Bu işe en çok Umut sevinmişti. Herkes olanları anlamlandırmaya çalışırken Umut istemsizce sırıttı. En azından Hasan'ın orada gömülü olmaması bile iyi diye düşündü. Ama telefonun Umut'un evinin bahçesinden çıkmış olması bütün gözleri Umut'a çevirecekti. Peki şimdi anlatmalı mıydı bildiklerini?

Mine ve Ekrem şaşkınlık içerisinde kalmışlardı. ''Telefonun kutudan çıkması ne demek memur bey? Oğlum nerede?'' Dedi güçlükle Ekrem.

''Beyefendi inanın bizde anlamadık. Neler olup bittiğini öğrenmek için elimizden geleni yapacağımıza emin olun'' Dedi polislerden bir tanesi.

Mine: ''Biri bizimle oyun mu oynuyor. Telefonu sandığa koyup toprağa gömmek de ne demek.
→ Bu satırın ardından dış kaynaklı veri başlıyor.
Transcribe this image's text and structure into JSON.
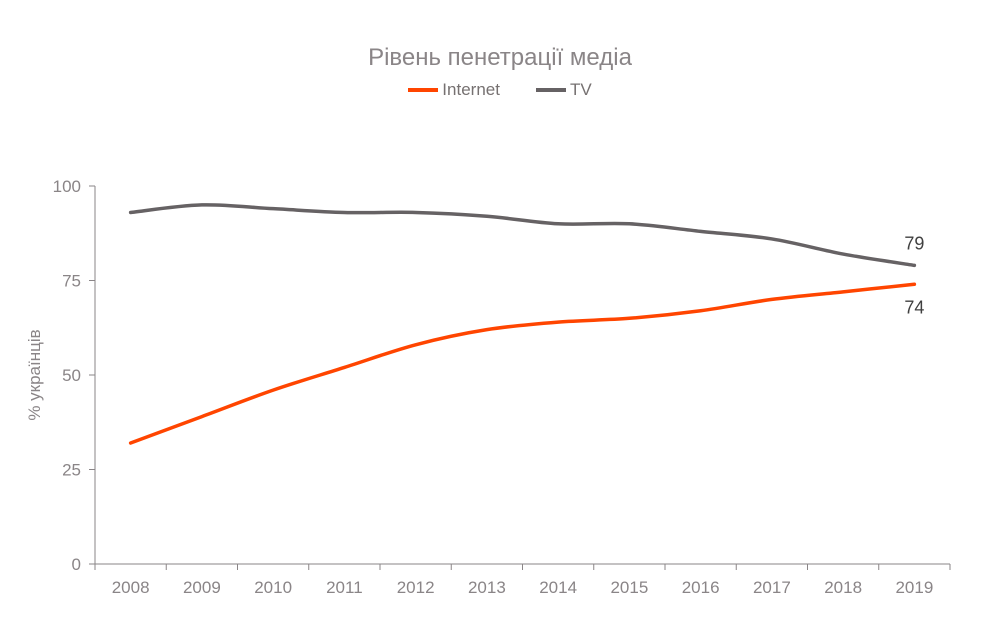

Oğlumu kaçırdılar kesin ahh Allah'ım sen yardım et'' Mine ve Ekrem'in feryatları herkesin uzunca bir süre beyinlerinde yankılanacaktı...

 Umut iki tane ağrı kesici içmesine rağmen geçmeyen baş ağrısıyla evinde uzanıyordu. Herkes evine dağılmıştı. Hepsi için zor bir gündü. Cevaplanamayan sorular, Hasan'ın hala ortalıkta olmaması, telefonun kutudan çıkması... Umut bu bulmacayı düşünürken çalan kapı ziliyle irkildi ve birden attı kendini yatağından. Usulca kapıyı açtı ama kimse yoktu. Tam kapıyı kapatacakken fark ettiği yerde bir sandık fark etti. O sandık bugün topraktan çıkardıkları sandığın aynısıydı. Kalbi yerinden fırlayacak gibi atarken bir solukta kutuyu alıp kapıyı kapattı ve kutuyu hızlıca açtı. İçinden çıkan not o günün son bombasıydı.